I don't think it's a key way issue. Someone correct me if I'm wrong, but I believe the issue is that the damper is made up of two pieces separated by rubber. When the rubber gets old and weak the outer piece which has the timing marks will rotate in relation to the inner piece.

That pull was 224hp 243 lbft at 5k and climbing. 17psi. Not setting the world on fire but if the damper slipped then my ignition timing is going to be off as well

andyfloyd 07-11-2018 01:01 AM


Originally Posted by SpartanSV (Post 1490780)
I don't think it's a key way issue. Someone correct me if I'm wrong, but I believe the issue is that the damper is made up of two pieces separated by rubber. When the rubber gets old and weak the outer piece which has the timing marks will rotate in relation to the inner piece.

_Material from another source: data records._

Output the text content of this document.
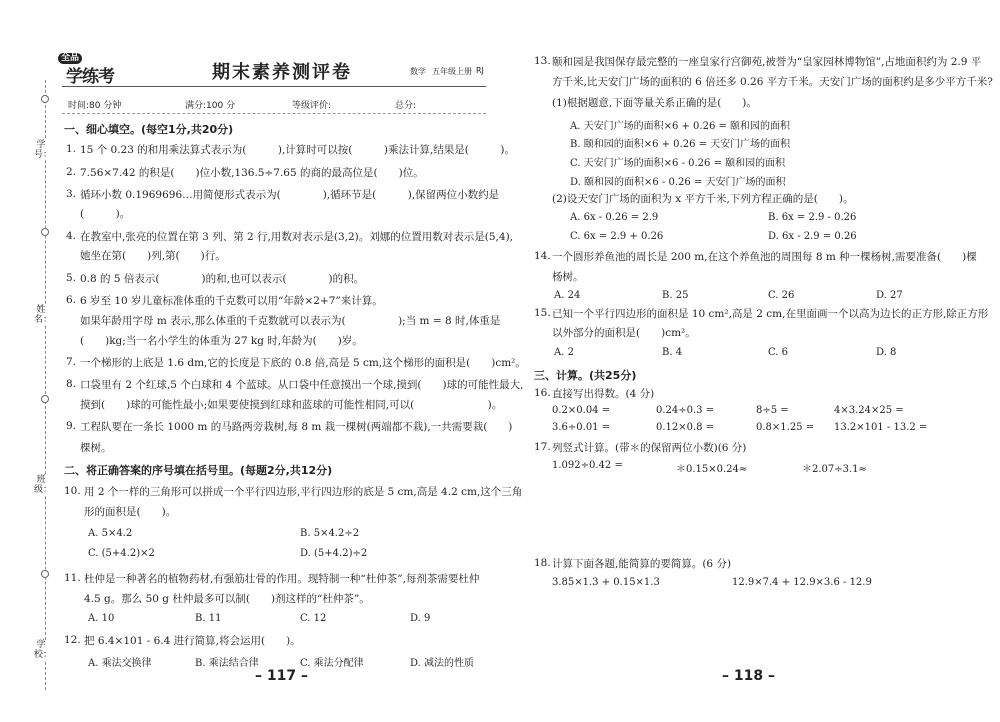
学号：
姓名：
班级：
学校：
全品
学练考	期末素养测评卷	数学 五年级上册 RJ
时间:80 分钟	满分:100 分	等级评价:	总分:
一、细心填空。(每空1分,共20分)
1. 15 个 0.23 的和用乘法算式表示为(　　　),计算时可以按(　　　)乘法计算,结果是(　　　)。
2. 7.56×7.42 的积是(　　)位小数,136.5÷7.65 的商的最高位是(　　)位。
3. 循环小数 0.1969696…用简便形式表示为(　　　　),循环节是(　　　),保留两位小数约是
(　　　)。
4. 在教室中,张亮的位置在第 3 列、第 2 行,用数对表示是(3,2)。刘娜的位置用数对表示是(5,4),
她坐在第(　　)列,第(　　)行。
5. 0.8 的 5 倍表示(　　　　)的和,也可以表示(　　　　)的积。
6. 6 岁至 10 岁儿童标准体重的千克数可以用“年龄×2+7”来计算。
如果年龄用字母 m 表示,那么体重的千克数就可以表示为(　　　　　);当 m = 8 时,体重是
(　　)kg;当一名小学生的体重为 27 kg 时,年龄为(　　)岁。
7. 一个梯形的上底是 1.6 dm,它的长度是下底的 0.8 倍,高是 5 cm,这个梯形的面积是(　　)cm²。
8. 口袋里有 2 个红球,5 个白球和 4 个蓝球。从口袋中任意摸出一个球,摸到(　　)球的可能性最大,
摸到(　　)球的可能性最小;如果要使摸到红球和蓝球的可能性相同,可以(　　　　　　　)。
9. 工程队要在一条长 1000 m 的马路两旁栽树,每 8 m 栽一棵树(两端都不栽),一共需要栽(　　)
棵树。
二、将正确答案的序号填在括号里。(每题2分,共12分)
10. 用 2 个一样的三角形可以拼成一个平行四边形,平行四边形的底是 5 cm,高是 4.2 cm,这个三角
形的面积是(　　)。
A. 5×4.2	B. 5×4.2÷2
C. (5+4.2)×2	D. (5+4.2)÷2
11. 杜仲是一种著名的植物药材,有强筋壮骨的作用。现特制一种“杜仲茶”,每剂茶需要杜仲
4.5 g。那么 50 g 杜仲最多可以制(　　)剂这样的“杜仲茶”。
A. 10	B. 11	C. 12	D. 9
12. 把 6.4×101 - 6.4 进行简算,将会运用(　　)。
A. 乘法交换律	B. 乘法结合律	C. 乘法分配律	D. 减法的性质
– 117 –
13. 颐和园是我国保存最完整的一座皇家行宫御苑,被誉为“皇家园林博物馆”,占地面积约为 2.9 平
方千米,比天安门广场的面积的 6 倍还多 0.26 平方千米。天安门广场的面积约是多少平方千米?
(1)根据题意,下面等量关系正确的是(　　)。
A. 天安门广场的面积×6 + 0.26 = 颐和园的面积
B. 颐和园的面积×6 + 0.26 = 天安门广场的面积
C. 天安门广场的面积×6 - 0.26 = 颐和园的面积
D. 颐和园的面积×6 - 0.26 = 天安门广场的面积
(2)设天安门广场的面积为 x 平方千米,下列方程正确的是(　　)。
A. 6x - 0.26 = 2.9	B. 6x = 2.9 - 0.26
C. 6x = 2.9 + 0.26	D. 6x - 2.9 = 0.26
14. 一个圆形养鱼池的周长是 200 m,在这个养鱼池的周围每 8 m 种一棵杨树,需要准备(　　)棵
杨树。
A. 24	B. 25	C. 26	D. 27
15. 已知一个平行四边形的面积是 10 cm²,高是 2 cm,在里面画一个以高为边长的正方形,除正方形
以外部分的面积是(　　)cm²。
A. 2	B. 4	C. 6	D. 8
三、计算。(共25分)
16. 直接写出得数。(4 分)
0.2×0.04 =	0.24÷0.3 =	8÷5 =	4×3.24×25 =
3.6÷0.01 =	0.12×0.8 =	0.8×1.25 = 13.2×101 - 13.2 =
17. 列竖式计算。(带＊的保留两位小数)(6 分)
1.092÷0.42 =	＊0.15×0.24≈	＊2.07÷3.1≈
18. 计算下面各题,能简算的要简算。(6 分)
3.85×1.3 + 0.15×1.3	12.9×7.4 + 12.9×3.6 - 12.9
– 118 –
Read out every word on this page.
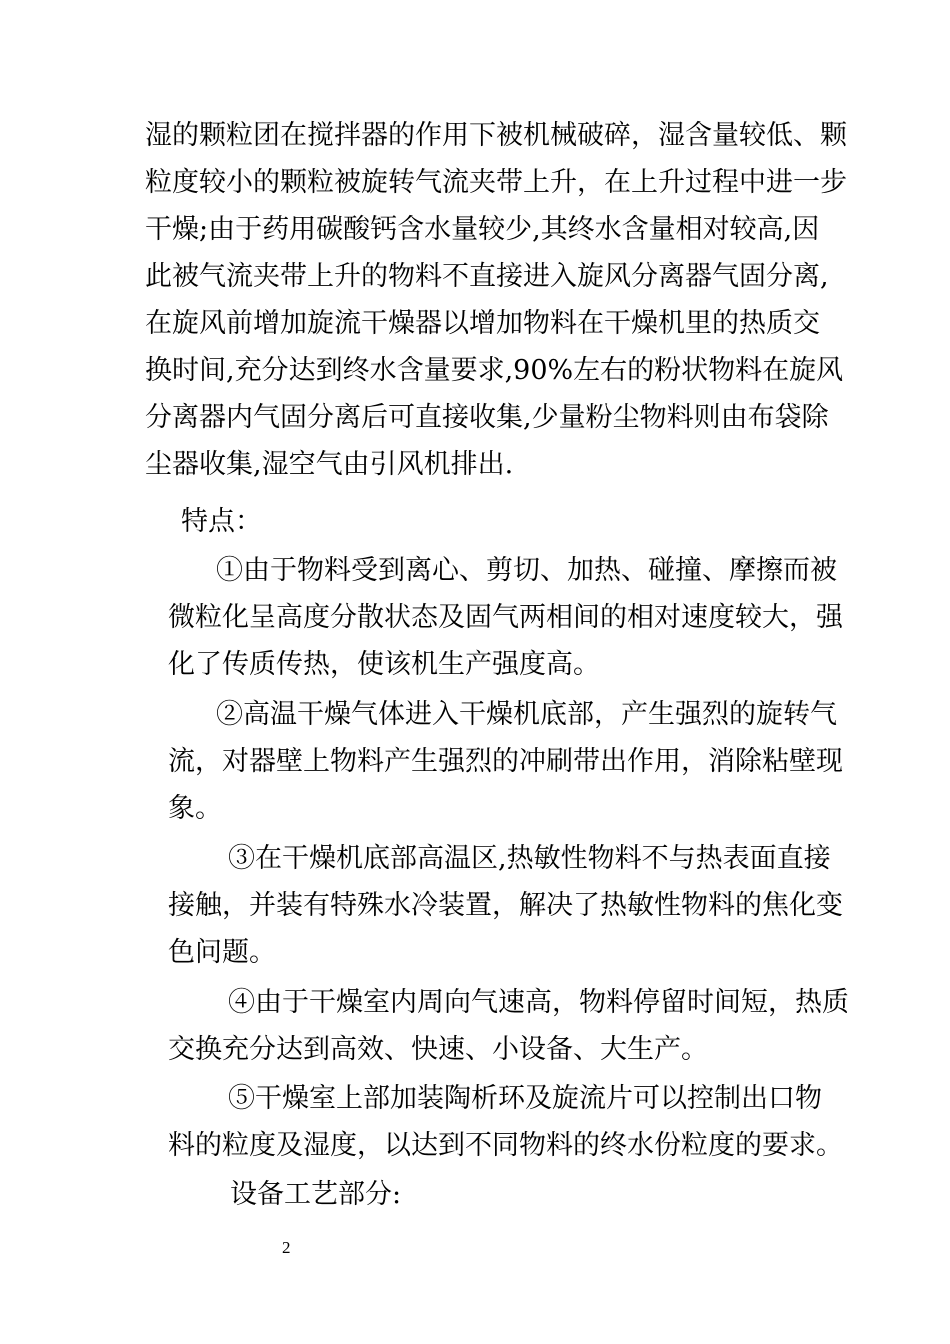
湿的颗粒团在搅拌器的作用下被机械破碎，湿含量较低、颗

粒度较小的颗粒被旋转气流夹带上升，在上升过程中进一步

干燥;由于药用碳酸钙含水量较少,其终水含量相对较高,因

此被气流夹带上升的物料不直接进入旋风分离器气固分离,

在旋风前增加旋流干燥器以增加物料在干燥机里的热质交

换时间,充分达到终水含量要求,90%左右的粉状物料在旋风

分离器内气固分离后可直接收集,少量粉尘物料则由布袋除

尘器收集,湿空气由引风机排出.

特点：

①由于物料受到离心、剪切、加热、碰撞、摩擦而被

微粒化呈高度分散状态及固气两相间的相对速度较大，强

化了传质传热，使该机生产强度高。

②高温干燥气体进入干燥机底部，产生强烈的旋转气

流，对器壁上物料产生强烈的冲刷带出作用，消除粘壁现

象。

③在干燥机底部高温区,热敏性物料不与热表面直接

接触，并装有特殊水冷装置，解决了热敏性物料的焦化变

色问题。

④由于干燥室内周向气速高，物料停留时间短，热质

交换充分达到高效、快速、小设备、大生产。

⑤干燥室上部加装陶析环及旋流片可以控制出口物

料的粒度及湿度，以达到不同物料的终水份粒度的要求。

设备工艺部分:

2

That pull was 224hp 243 lbft at 5k and climbing. 17psi. Not setting the world on fire but if the damper slipped then my ignition timing is going to be off as well

Yep you may be right. I have bunch of parts if you need a damper pulley, mine is off an nb engine but should work if you need it. Lmk. Glad it's running better for you, nothing worse than a new built motor not performing up to snuff.

SpartanSV 07-11-2018 01:35 AM


Originally Posted by andyfloyd (Post 1490781)
Yep you may be right. I have bunch of parts if you need a damper pulley, mine is off an nb engine but should work if you need it. Lmk. Glad it's running better for you, nothing worse than a new built motor not performing up to snuff.

Thanks Andy. Looks like the nb damper is a different part number. This appears to be a common enough issue that I think I'll just go new OEM if someone else can confirm my diagnosis.

sixshooter 07-11-2018 06:54 AM

That difference in results definitely points to a failure of a 20 year old rubber damper. The part that doesn't move is the notch in the crank pulley, which is the part you should be lining up with the cam timing marks. The timing marks on the damper are only for the spark timing.

So show us the crank timing mark and the cam timing marks at the same time, please.

DaWaN 07-11-2018 07:31 AM


Originally Posted by SpartanSV (Post 1490776)
So if the pics I posted show a properly timed engine and moving timing a tooth made a significant improvement then the logical conclusion is that the damper has slipped. Correct?

You checked TDC with a screwdriver through the spark plug hole in cylinder #1, right? If the damper has slipped, the TDC mark should not line up with the actual TDC of cylinder #1.

sixshooter 07-11-2018 11:07 AM

I would say that the screwdriver test could easily be off by 5 or 10 degrees plus or minus and that one crank pulley tooth is within the margin of error.

SpartanSV 07-11-2018 01:50 PM


Originally Posted by sixshooter (Post 1490843)
I would say that the screwdriver test could easily be off by 5 or 10 degrees plus or minus and that one crank pulley tooth is within the margin of error.

This. The screwdriver test shows it's in the ball park but it's less than precise.

Soooo best way to confirm is to check against the actual crank timing mark on the block?

sixshooter 07-11-2018 02:05 PM


Originally Posted by SpartanSV (Post 1490879)
This. The screwdriver test shows it's in the ball park but it's less than precise.

Soooo best way to confirm is to check against the actual crank timing mark on the block?

Every time. Just pull the four little bolts holding the damper pulley on and remove it. Then you should be able to see what you need.

https://www.miata.net/garage/images/TBELT5.JPG

andyfloyd 07-11-2018 02:09 PM


Originally Posted by SpartanSV (Post 1490879)
This. The screwdriver test shows it's in the ball park but it's less than precise.

Soooo best way to confirm is to check against the actual crank timing mark on the block?

pull off the crank pulley and check the timing gear to make sure its lined up with the mark at TDC, yessir.